3 reasons why female-led African tech startups are still underfunded by investors -report

By | March 8, 2022

The report, which was prepared in collaboration with the World Bank’s Africa Gender Innovation Lab (GIL), found major disparities between male and female owned startups in Africa. Let’s bring you all the details.

Disproportionate funding of female-led African tech startups

After analyzing the funding deals that have taken place between 2013 and 2021, the report found that only 3% of all the billions that were invested into African startups went to female-owned startups. On the flip side, 76% of the total funding during the 8-year period went to startups led by all-male teams. The report noted that this is disproportionately small.

3 Factors responsible for the disparities

The report observed that female tech startup founders are noticeably fewer in certain subsectors like the fintech space, which is known to attract the most investments. There are more male founders competing with fewer female founders.

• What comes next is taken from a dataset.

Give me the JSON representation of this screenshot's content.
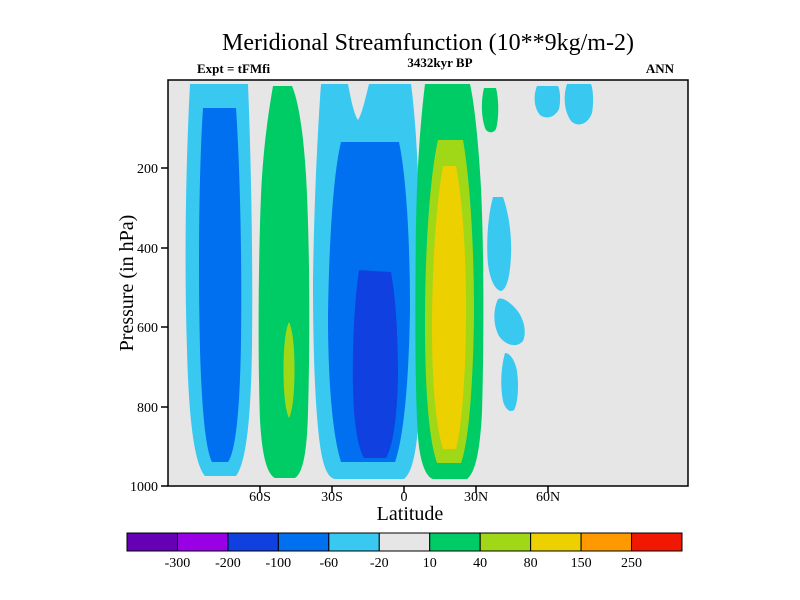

As a matter of fact, the few available female tech founders typically prefer to operate in sub-sectors like edtech and healthtech which do not receive a lot of attention from investors. But then again, even when female founders operate in sub-sectors that are under the investment radar of venture capital firms and other angel investors, they are still less likely to attract any funding compared to their male counterparts.

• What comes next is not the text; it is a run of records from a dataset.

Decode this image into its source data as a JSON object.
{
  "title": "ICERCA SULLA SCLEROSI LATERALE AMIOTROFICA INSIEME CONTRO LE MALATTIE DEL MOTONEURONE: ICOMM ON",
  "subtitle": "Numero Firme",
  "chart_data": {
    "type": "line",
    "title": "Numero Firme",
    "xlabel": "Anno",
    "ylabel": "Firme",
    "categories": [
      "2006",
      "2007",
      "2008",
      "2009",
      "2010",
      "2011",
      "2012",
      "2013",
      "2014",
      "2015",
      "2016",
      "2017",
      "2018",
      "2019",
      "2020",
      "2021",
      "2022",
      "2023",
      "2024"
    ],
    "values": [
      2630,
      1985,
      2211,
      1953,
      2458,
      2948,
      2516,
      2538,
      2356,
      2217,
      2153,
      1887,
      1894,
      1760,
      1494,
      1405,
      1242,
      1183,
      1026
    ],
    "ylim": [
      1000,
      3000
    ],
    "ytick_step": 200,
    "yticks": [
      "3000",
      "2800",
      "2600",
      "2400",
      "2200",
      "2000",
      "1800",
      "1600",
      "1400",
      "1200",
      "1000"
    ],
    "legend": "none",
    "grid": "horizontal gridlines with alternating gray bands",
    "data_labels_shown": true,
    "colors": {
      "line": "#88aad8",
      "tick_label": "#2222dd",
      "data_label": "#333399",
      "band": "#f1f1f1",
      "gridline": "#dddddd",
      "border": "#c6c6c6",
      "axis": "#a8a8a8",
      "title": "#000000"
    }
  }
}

Another factor responsible for the disparity in funding is that male and female founders typically choose different financing routes. For instance, the report found that female founders are likely to pitch for equity investments, unlike their male counterparts. Instead, female founders are more inclined to seek bank loans. Unfortunately, they hardly get any loans from the banks. Meanwhile, startups with all-male teams are most likely to attract both equity and debt financing.

The report also revealed that female startup founders are less confident in both their ability to pitch to investors and in their startups’ ability to grow. According to the report, this confidence gap exists even though a lot of the female founders are more educated than their male counterparts and even have better professional experiences.

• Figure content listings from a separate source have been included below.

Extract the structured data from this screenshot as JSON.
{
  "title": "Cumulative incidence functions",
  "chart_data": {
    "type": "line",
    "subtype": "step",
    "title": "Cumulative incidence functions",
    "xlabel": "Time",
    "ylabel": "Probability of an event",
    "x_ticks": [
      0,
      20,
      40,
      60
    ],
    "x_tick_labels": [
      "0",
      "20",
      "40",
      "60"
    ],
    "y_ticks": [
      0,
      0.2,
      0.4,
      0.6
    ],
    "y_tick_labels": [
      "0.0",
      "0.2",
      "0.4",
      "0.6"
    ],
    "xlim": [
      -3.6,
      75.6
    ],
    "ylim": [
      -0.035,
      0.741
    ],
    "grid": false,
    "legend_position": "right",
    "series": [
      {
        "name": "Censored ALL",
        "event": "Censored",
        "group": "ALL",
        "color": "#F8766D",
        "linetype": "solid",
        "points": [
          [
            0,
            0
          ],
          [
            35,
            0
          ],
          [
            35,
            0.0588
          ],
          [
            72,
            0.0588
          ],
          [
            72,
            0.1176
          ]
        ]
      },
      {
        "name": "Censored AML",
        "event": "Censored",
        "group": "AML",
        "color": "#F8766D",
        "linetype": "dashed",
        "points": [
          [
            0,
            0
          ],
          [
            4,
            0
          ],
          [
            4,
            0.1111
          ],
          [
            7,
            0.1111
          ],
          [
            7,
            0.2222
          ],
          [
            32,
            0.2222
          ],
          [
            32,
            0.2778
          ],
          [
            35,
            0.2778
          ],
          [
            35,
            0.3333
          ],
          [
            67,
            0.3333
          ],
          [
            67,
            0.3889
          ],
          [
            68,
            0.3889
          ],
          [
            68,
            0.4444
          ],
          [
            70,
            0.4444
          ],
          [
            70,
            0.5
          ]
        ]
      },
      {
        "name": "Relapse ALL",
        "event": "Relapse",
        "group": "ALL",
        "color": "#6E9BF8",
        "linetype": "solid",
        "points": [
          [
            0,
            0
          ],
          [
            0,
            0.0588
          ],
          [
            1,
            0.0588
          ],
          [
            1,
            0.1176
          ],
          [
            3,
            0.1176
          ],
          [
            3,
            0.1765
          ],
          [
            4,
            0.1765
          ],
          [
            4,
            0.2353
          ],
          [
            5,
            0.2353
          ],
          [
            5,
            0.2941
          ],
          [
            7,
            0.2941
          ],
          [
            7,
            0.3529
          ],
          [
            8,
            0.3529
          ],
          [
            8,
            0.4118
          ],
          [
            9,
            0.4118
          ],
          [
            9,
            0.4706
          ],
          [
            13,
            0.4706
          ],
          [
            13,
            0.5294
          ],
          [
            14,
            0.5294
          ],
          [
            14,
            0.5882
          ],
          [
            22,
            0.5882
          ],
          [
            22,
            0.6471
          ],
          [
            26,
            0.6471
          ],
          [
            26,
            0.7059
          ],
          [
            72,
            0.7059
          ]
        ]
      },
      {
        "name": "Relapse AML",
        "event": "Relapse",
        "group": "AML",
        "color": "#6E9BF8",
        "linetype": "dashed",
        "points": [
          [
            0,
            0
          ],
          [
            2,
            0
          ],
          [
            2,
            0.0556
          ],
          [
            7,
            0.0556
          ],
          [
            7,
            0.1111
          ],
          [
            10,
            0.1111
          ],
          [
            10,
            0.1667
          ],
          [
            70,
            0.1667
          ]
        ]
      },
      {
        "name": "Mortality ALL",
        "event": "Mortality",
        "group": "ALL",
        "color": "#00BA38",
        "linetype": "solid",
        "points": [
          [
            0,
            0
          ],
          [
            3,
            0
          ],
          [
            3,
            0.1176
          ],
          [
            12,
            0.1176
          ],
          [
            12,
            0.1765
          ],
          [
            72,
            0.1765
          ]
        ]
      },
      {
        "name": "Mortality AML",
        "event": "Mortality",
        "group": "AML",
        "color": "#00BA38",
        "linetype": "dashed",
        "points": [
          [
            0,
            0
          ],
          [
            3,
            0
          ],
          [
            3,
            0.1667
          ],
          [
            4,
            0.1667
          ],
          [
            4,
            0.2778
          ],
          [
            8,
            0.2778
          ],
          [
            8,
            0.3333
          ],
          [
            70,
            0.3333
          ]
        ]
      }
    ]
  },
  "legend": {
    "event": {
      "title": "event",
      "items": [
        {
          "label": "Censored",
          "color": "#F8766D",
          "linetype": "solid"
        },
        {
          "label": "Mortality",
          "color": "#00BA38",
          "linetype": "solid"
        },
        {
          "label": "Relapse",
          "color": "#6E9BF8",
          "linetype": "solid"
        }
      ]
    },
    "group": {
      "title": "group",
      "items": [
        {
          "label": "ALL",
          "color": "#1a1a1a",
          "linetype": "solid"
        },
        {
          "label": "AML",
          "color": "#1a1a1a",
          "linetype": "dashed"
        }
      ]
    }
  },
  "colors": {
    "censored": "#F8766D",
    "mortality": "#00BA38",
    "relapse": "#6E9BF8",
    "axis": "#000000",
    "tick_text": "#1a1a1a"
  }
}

“The ecosystem has been dominated by men for many years. The number of women involved in the tech startup ecosystem is small, and that is even possible because there has recently been a lot of push towards educating more African women in STEM courses. We decided to really try and put out the numbers because the idea of ​​this report is to try to inform more policy-making, more public and private enterprise engagement and more funding for female tech entrepreneurs,” said the Founder of Briter Bridges, Dario Guiliani, while explaining the report during an interview.

Some important points that were raised by the report

  • Why are female founders less likely to seek equity? Is it because they prefer to grow organically or because equity investors do not serve their needs adequately?
  • What role does gender bias play in fundraising in the African context? Some of the female founders that were surveyed for the report said gender bias is at play.
  • The report concluded by noting that while it’s important to encourage the establishment of more female-led tech startups, it’s also equally as important to support female-led tech ventures which already exist.